Because of the drought our heat-stressed trees turned early this year, then dropped most of their leaves in the first heavy rain, happy to be relieved of the burden of supporting them. This fall reminds me of the year that I learned to appreciate the fall, previously resented as the harbinger of winter and cold. Fall was the exit of the freedom of summer, long nights, warm breezes, napping in the hammock under the apple trees, and many of my favorite things.
That fall I was pregnant and under orders to slow down. What my newly lightened schedule gave me was literally the time to stop. To observe instead of racing from chore to chore, treating anything that could distract me as the enemy. That fall as I walked from our house to the garage, which was way, way back at the end of our deep Chicago lot, I practiced slowing down. I saw the same things I had seen every year, but had never really seen. Counterpoint to the exuberant growth of showy spring, now was a more modest time of shutting down, without which there would be no spring.

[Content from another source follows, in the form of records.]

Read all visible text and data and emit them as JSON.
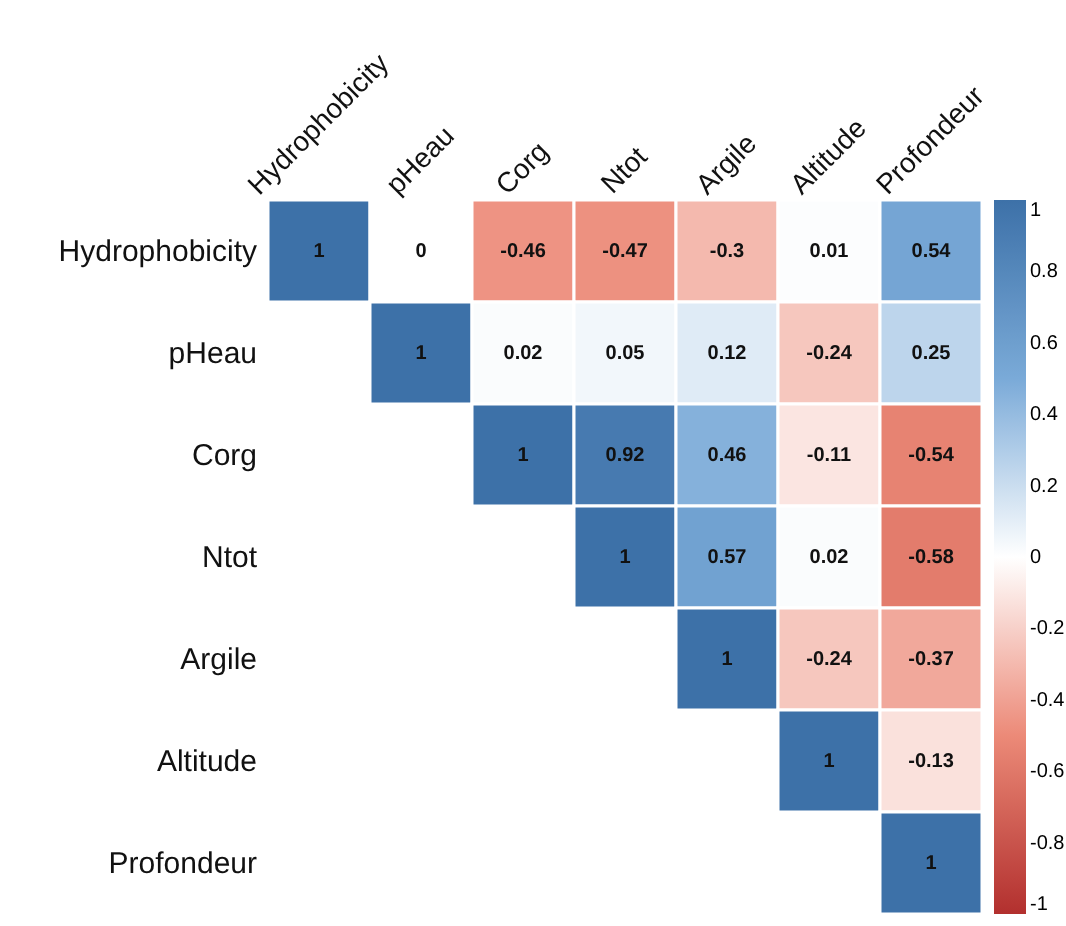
{
  "chart_data": {
    "type": "heatmap",
    "categories": [
      "Hydrophobicity",
      "pHeau",
      "Corg",
      "Ntot",
      "Argile",
      "Altitude",
      "Profondeur"
    ],
    "y_categories": [
      "Hydrophobicity",
      "pHeau",
      "Corg",
      "Ntot",
      "Argile",
      "Altitude",
      "Profondeur"
    ],
    "cells": [
      [
        1,
        0,
        -0.46,
        -0.47,
        -0.3,
        0.01,
        0.54
      ],
      [
        null,
        1,
        0.02,
        0.05,
        0.12,
        -0.24,
        0.25
      ],
      [
        null,
        null,
        1,
        0.92,
        0.46,
        -0.11,
        -0.54
      ],
      [
        null,
        null,
        null,
        1,
        0.57,
        0.02,
        -0.58
      ],
      [
        null,
        null,
        null,
        null,
        1,
        -0.24,
        -0.37
      ],
      [
        null,
        null,
        null,
        null,
        null,
        1,
        -0.13
      ],
      [
        null,
        null,
        null,
        null,
        null,
        null,
        1
      ]
    ],
    "clim": [
      -1,
      1
    ],
    "cticks": [
      -1,
      -0.8,
      -0.6,
      -0.4,
      -0.2,
      0,
      0.2,
      0.4,
      0.6,
      0.8,
      1
    ],
    "data_labels": true
  }
}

I saw the manic squirrels and honking chevrons of Canadian geese, but it was the familiar plants of our backyard which captivated me. Slowly, deliberately, they stopped reaching for the sun. They turned their energy to the ground, sending food to their roots, not their leaves. Each day a stroke of the the painters brush changed their colors just a little. Physical changes followed suit, in harmony. Now rather than seeing them as friends planning to desert me, I saw them as preparing for a journey, from which their return was already scheduled. They would be back next year and I could introduce them to my baby.
All winter through a difficult pregnancy this thought comforted me. I tried to stay grounded, send energy where it was needed most, and be patient for the season when fruit ripens. The following spring and summer, our backyard was my daughter's favorite place to play, and mine too in all the four seasons.